The legislative history is inconclusive. The tax on diesel fuel was first enacted as part of the 1951 amendments to the Internal Revenue Code. It was not a major topic of debate so evidence about it is sparse. The House Bill contained a tax on diesel fuel. The tax was imposed on the retailer as opposed to the manufacturer as the House Committee did not intend to tax diesel fuel used for home heating, heating industrial plants, or for farm machinery. It only intended to tax diesel fuel on the same basis as gasoline, that is, use in highway vehicles. Thus, the tax was imposed on retailer and user rather than the manufacturer who could not know how the fuel was being used.
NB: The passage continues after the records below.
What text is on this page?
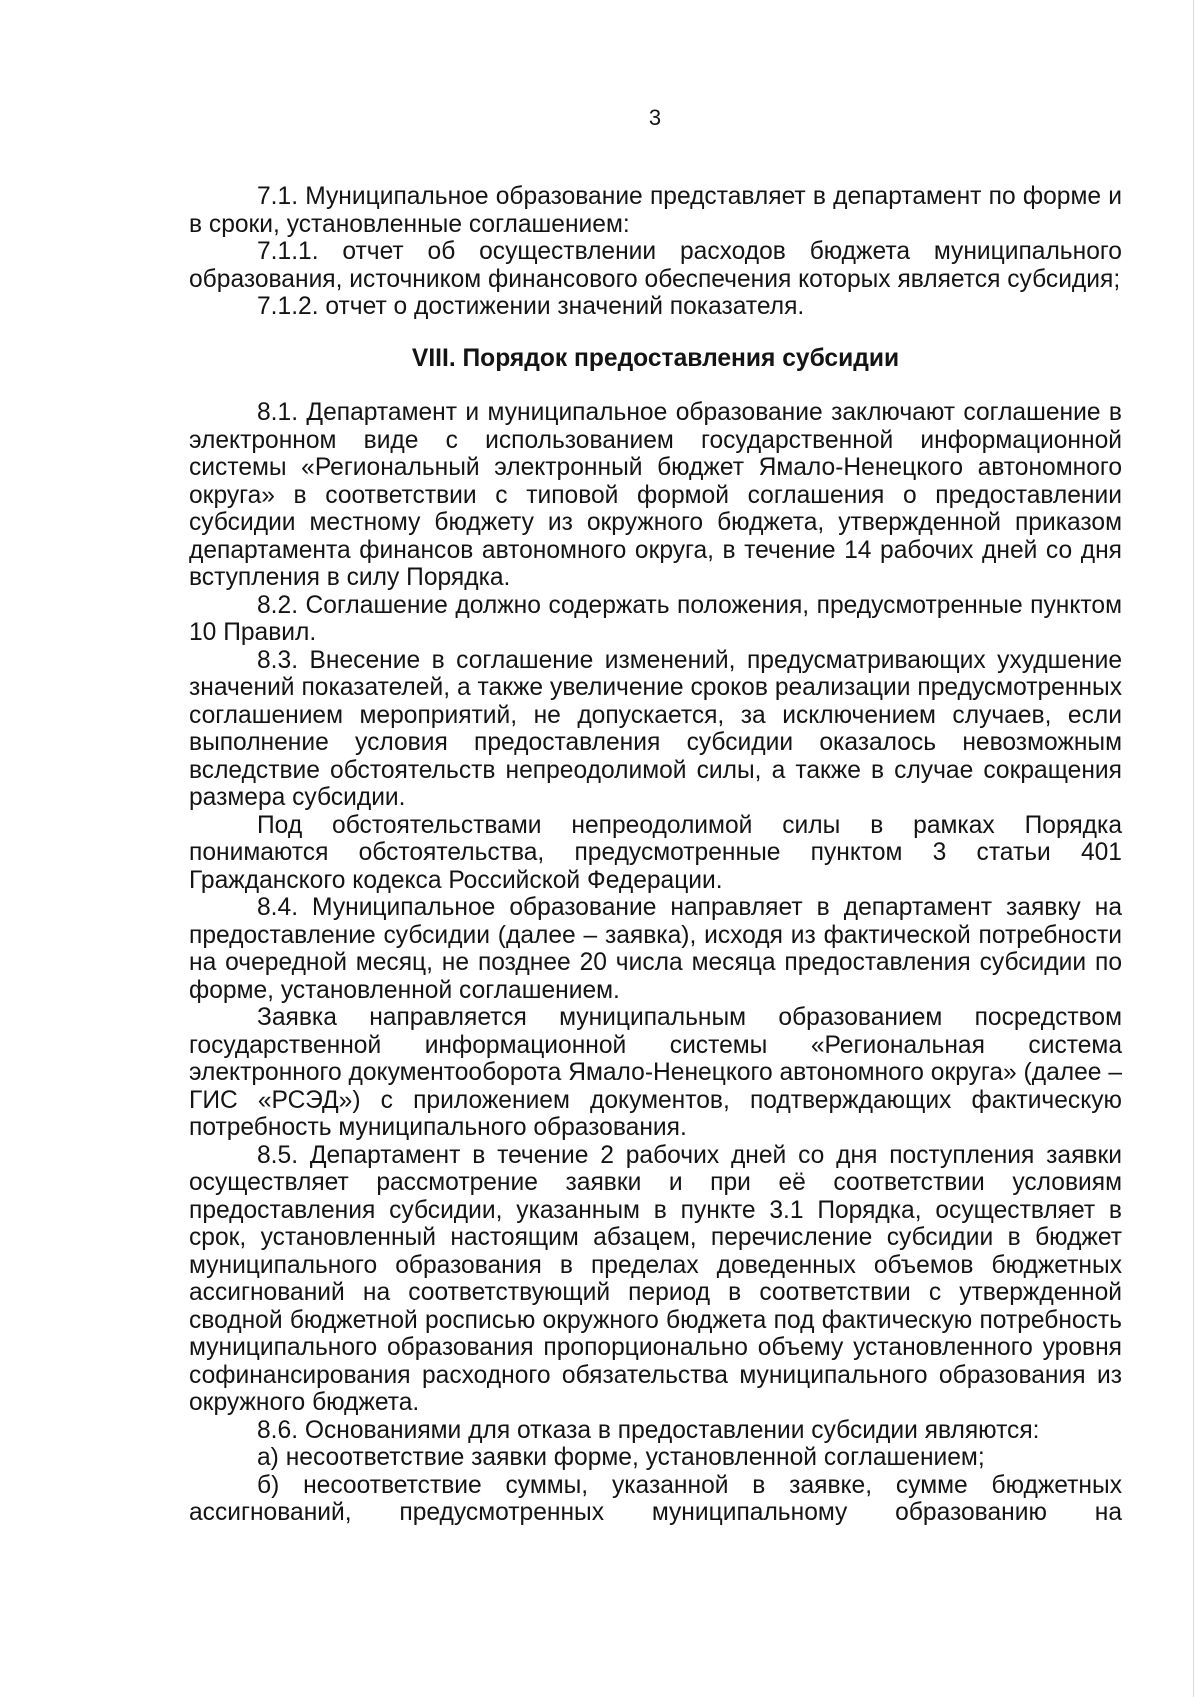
3

7.1. Муниципальное образование представляет в департамент по форме и в сроки, установленные соглашением:

7.1.1. отчет об осуществлении расходов бюджета муниципального образования, источником финансового обеспечения которых является субсидия;

7.1.2. отчет о достижении значений показателя.

VIII. Порядок предоставления субсидии

8.1. Департамент и муниципальное образование заключают соглашение в электронном виде с использованием государственной информационной системы «Региональный электронный бюджет Ямало-Ненецкого автономного округа» в соответствии с типовой формой соглашения о предоставлении субсидии местному бюджету из окружного бюджета, утвержденной приказом департамента финансов автономного округа, в течение 14 рабочих дней со дня вступления в силу Порядка.

8.2. Соглашение должно содержать положения, предусмотренные пунктом 10 Правил.

8.3. Внесение в соглашение изменений, предусматривающих ухудшение значений показателей, а также увеличение сроков реализации предусмотренных соглашением мероприятий, не допускается, за исключением случаев, если выполнение условия предоставления субсидии оказалось невозможным вследствие обстоятельств непреодолимой силы, а также в случае сокращения размера субсидии.

Под обстоятельствами непреодолимой силы в рамках Порядка понимаются обстоятельства, предусмотренные пунктом 3 статьи 401 Гражданского кодекса Российской Федерации.

8.4. Муниципальное образование направляет в департамент заявку на предоставление субсидии (далее – заявка), исходя из фактической потребности на очередной месяц, не позднее 20 числа месяца предоставления субсидии по форме, установленной соглашением.

Заявка направляется муниципальным образованием посредством государственной информационной системы «Региональная система электронного документооборота Ямало-Ненецкого автономного округа» (далее – ГИС «РСЭД») с приложением документов, подтверждающих фактическую потребность муниципального образования.

8.5. Департамент в течение 2 рабочих дней со дня поступления заявки осуществляет рассмотрение заявки и при её соответствии условиям предоставления субсидии, указанным в пункте 3.1 Порядка, осуществляет в срок, установленный настоящим абзацем, перечисление субсидии в бюджет муниципального образования в пределах доведенных объемов бюджетных ассигнований на соответствующий период в соответствии с утвержденной сводной бюджетной росписью окружного бюджета под фактическую потребность муниципального образования пропорционально объему установленного уровня софинансирования расходного обязательства муниципального образования из окружного бюджета.

8.6. Основаниями для отказа в предоставлении субсидии являются:

а) несоответствие заявки форме, установленной соглашением;

б) несоответствие суммы, указанной в заявке, сумме бюджетных ассигнований, предусмотренных муниципальному образованию на
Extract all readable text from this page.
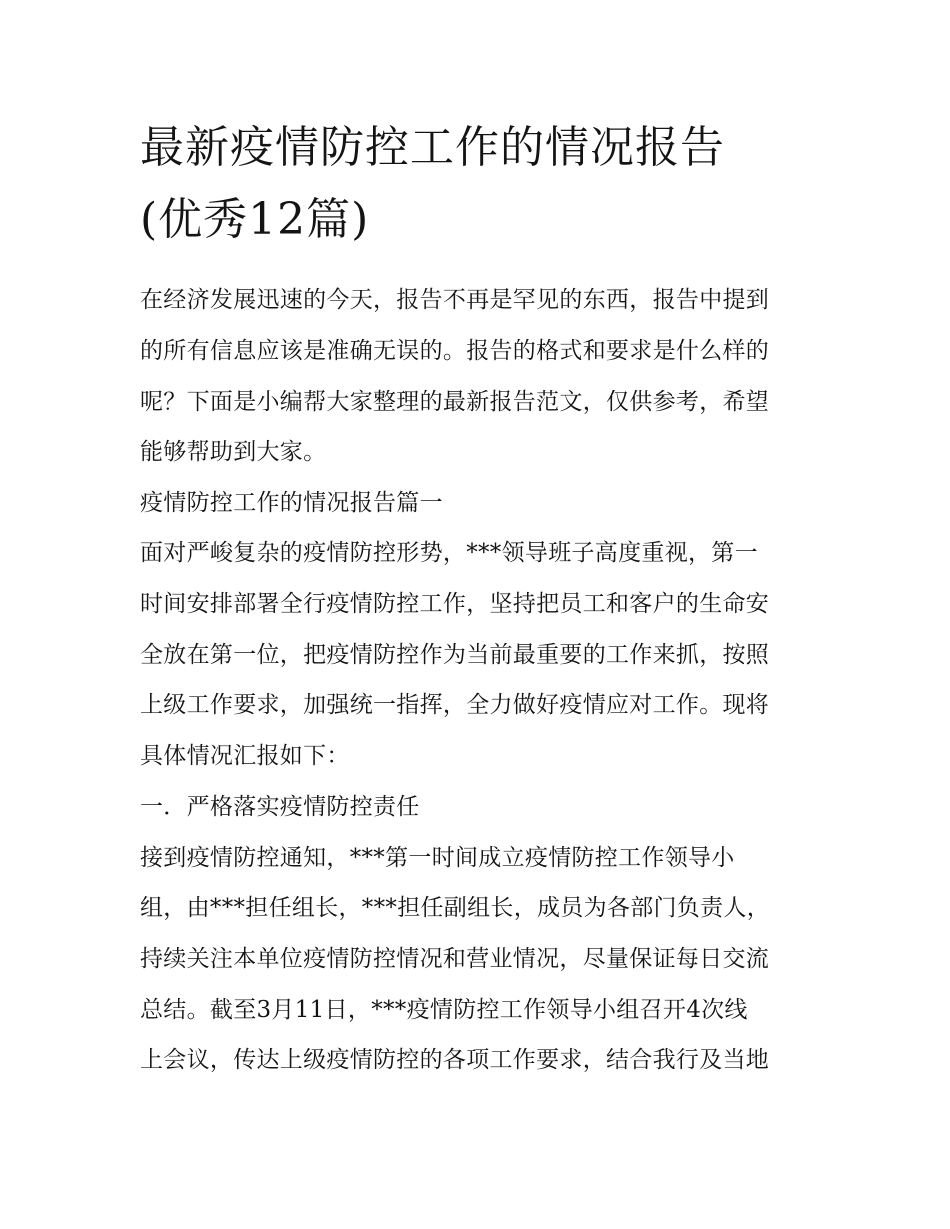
最新疫情防控工作的情况报告
(优秀12篇)
在经济发展迅速的今天，报告不再是罕见的东西，报告中提到
的所有信息应该是准确无误的。报告的格式和要求是什么样的
呢？下面是小编帮大家整理的最新报告范文，仅供参考，希望
能够帮助到大家。
疫情防控工作的情况报告篇一
面对严峻复杂的疫情防控形势，***领导班子高度重视，第一
时间安排部署全行疫情防控工作，坚持把员工和客户的生命安
全放在第一位，把疫情防控作为当前最重要的工作来抓，按照
上级工作要求，加强统一指挥，全力做好疫情应对工作。现将
具体情况汇报如下：
一．严格落实疫情防控责任
接到疫情防控通知，***第一时间成立疫情防控工作领导小
组，由***担任组长，***担任副组长，成员为各部门负责人，
持续关注本单位疫情防控情况和营业情况，尽量保证每日交流
总结。截至3月11日，***疫情防控工作领导小组召开4次线
上会议，传达上级疫情防控的各项工作要求，结合我行及当地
See House Report No. 586, 82d Cong., 1st Sess. (1951), reprinted in [1951] U.S. Code Cong. & Admin. News 1781, 1825. The section-by-section analysis accompanying the House Report stated that “provision is also made for collecting the tax from a person who acquires fuel in such a manner that the seller thereof does not know that it is to be used as fuel for a Diesel-powered highway vehicle and for that reason sells the fuel tax-free.” Id. at 1917.
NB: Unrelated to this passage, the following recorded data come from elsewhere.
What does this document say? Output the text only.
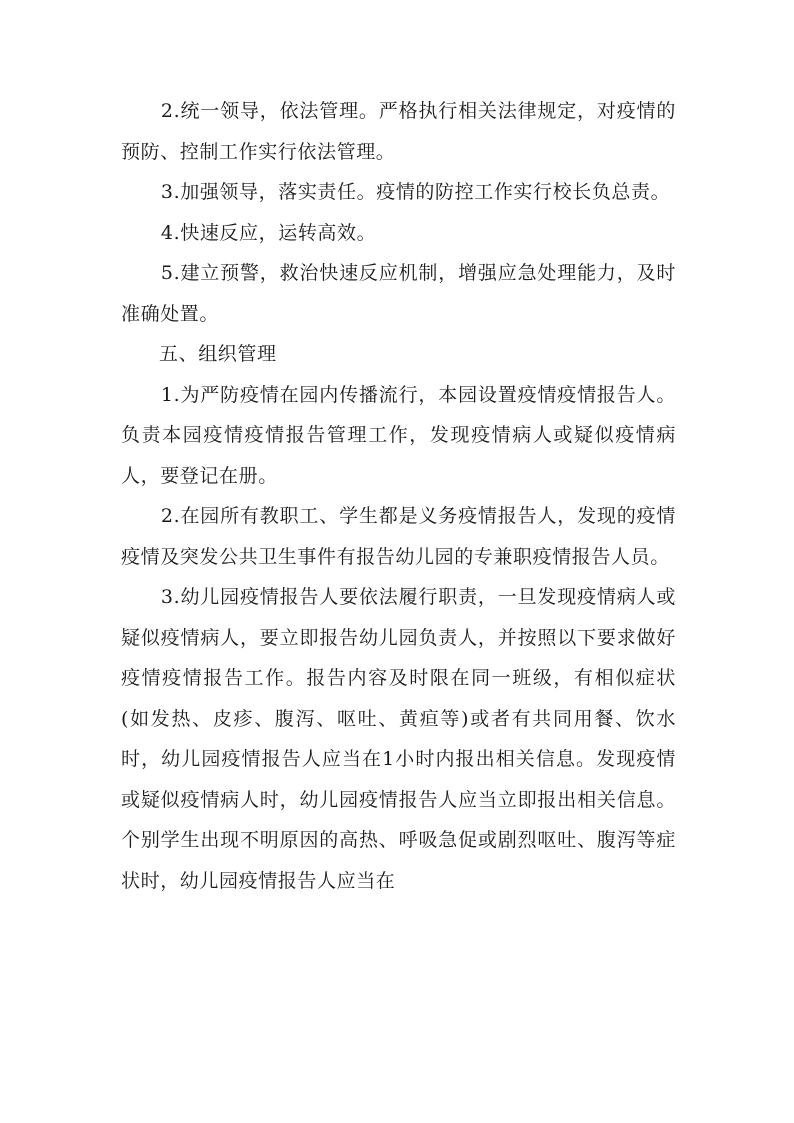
2.统一领导，依法管理。严格执行相关法律规定，对疫情的预防、控制工作实行依法管理。

3.加强领导，落实责任。疫情的防控工作实行校长负总责。

4.快速反应，运转高效。

5.建立预警，救治快速反应机制，增强应急处理能力，及时准确处置。

五、组织管理

1.为严防疫情在园内传播流行，本园设置疫情疫情报告人。负责本园疫情疫情报告管理工作，发现疫情病人或疑似疫情病人，要登记在册。

2.在园所有教职工、学生都是义务疫情报告人，发现的疫情疫情及突发公共卫生事件有报告幼儿园的专兼职疫情报告人员。

3.幼儿园疫情报告人要依法履行职责，一旦发现疫情病人或疑似疫情病人，要立即报告幼儿园负责人，并按照以下要求做好疫情疫情报告工作。报告内容及时限在同一班级，有相似症状(如发热、皮疹、腹泻、呕吐、黄疸等)或者有共同用餐、饮水时，幼儿园疫情报告人应当在1小时内报出相关信息。发现疫情或疑似疫情病人时，幼儿园疫情报告人应当立即报出相关信息。个别学生出现不明原因的高热、呼吸急促或剧烈呕吐、腹泻等症状时，幼儿园疫情报告人应当在
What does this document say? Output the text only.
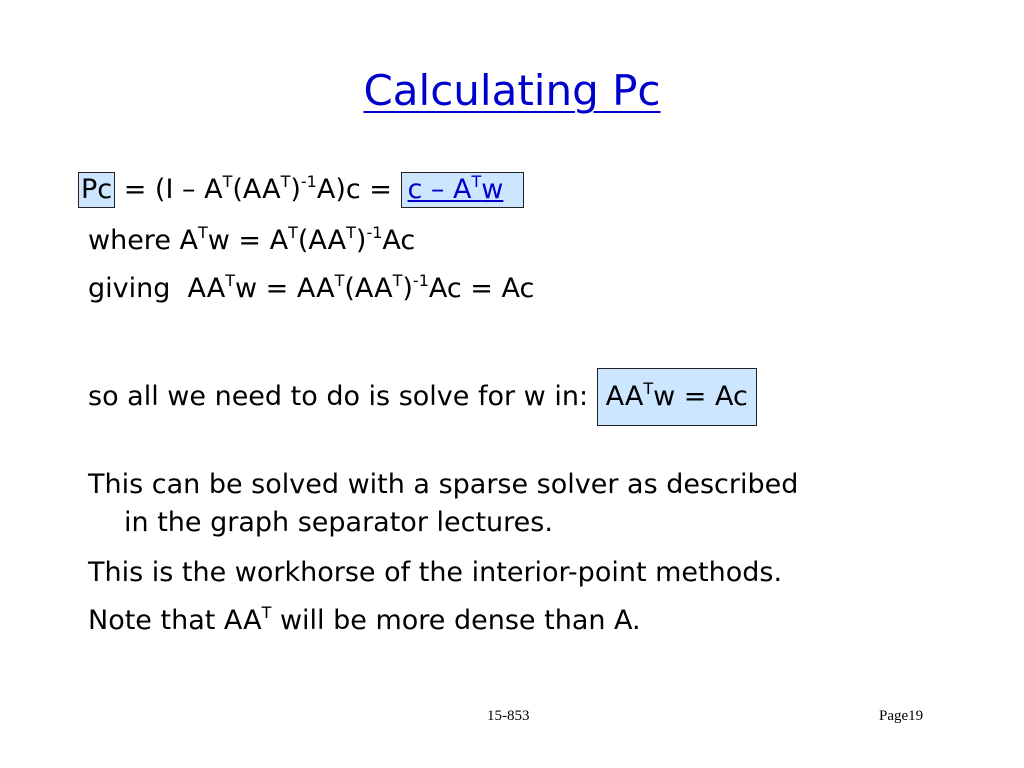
Calculating Pc
$Pc = (I - A^T(AA^T)^{-1}A)c = c - A^Tw$
where $A^Tw = A^T(AA^T)^{-1}Ac$
giving  $AA^Tw = AA^T(AA^T)^{-1}Ac = Ac$
so all we need to do is solve for w in: $AA^Tw = Ac$
This can be solved with a sparse solver as described
in the graph separator lectures.
This is the workhorse of the interior-point methods.
Note that $AA^T$ will be more dense than A.
15-853	Page19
The Senate Committee rejected the tax on diesel fuel as it would be too hard to collect—the retailer also sells to those who use diesel fuel for home-heating oil and considerable evasion could occur if the purchaser were expected to pay. See Senate Report No. 781, 82d Cong., 1st Sess. (1951), reprinted in [1951] U.S. Code Cong. & Admin. News 1969, 2072; 97 Cong. Rec. 11600 (Sept. 18,1951). Senator George noted that the administrative problems had been brought out by the Treasury officials themselves. 97 Cong. Rec. at 11601.

The conference report retained the tax on diesel fuel without further discussion to the administrative problems. See 97 Cong. Rec. 13271 (Oct. 18, 1951) (Rep. Doughton); 97 Cong. Rec. 13700-13705 (Sen. George), reprinted in [1951] U.S. Code Cong. & Admin. News 2171, 2175.

The regulation in question was adopted in early January, 1953, as a final regulation in substantially the same form as it is presently. See 18 Fed. Reg., Part 1, at 63-64 (Jan. 3, 1953). The statutory language was not changed when it was reenacted as part of the Internal Revenue Code of 1954.

See House Report No. 1337, 83d Cong., 2d Sess., reprinted in [1954] U.S. Code Cong. & Admin. News 4017, 4468; Senate Rep. No. 1622, 83d Cong., 2d Sess., reprinted in [1954] U.S. Code Cong. & Admin. News 4621, 5127. Section 4041 has been amended a number of times, see the historical note following 26 U.S.C. § 4041(a), yet the language, except for the amount of the tax, is substantially the same as was originally enacted.

The scant legislative history from the House indicates that knowledge would be the key, but the Senate raised administrative problems (which were not specified in the report). The reports give no clue why the Senate capitulated and decided the administrative problems were not such a burden. Were this a recently enacted regulation, this Court would be inclined to hold that the regulation changes the focus, and thus the intent, of the statute by using written notice from the buyer rather than the knowledge (actual or reasonably should have known) of the seller. However, this regulation is long-standing. Congress has had plenty of opportunities to change the rule if it felt the rule placed undue burdens on the purchaser or if it felt the scheme as interpreted by the Secretary did not collect enough tax.

Because of the scant legislative history to the contrary and the regulation’s long existence unmolested by Congressional disapproval, this Court cannot hold that the regulation is plainly inconsistent with the Congressional intent of the revenue statutes. The decision of the District Court is affirmed.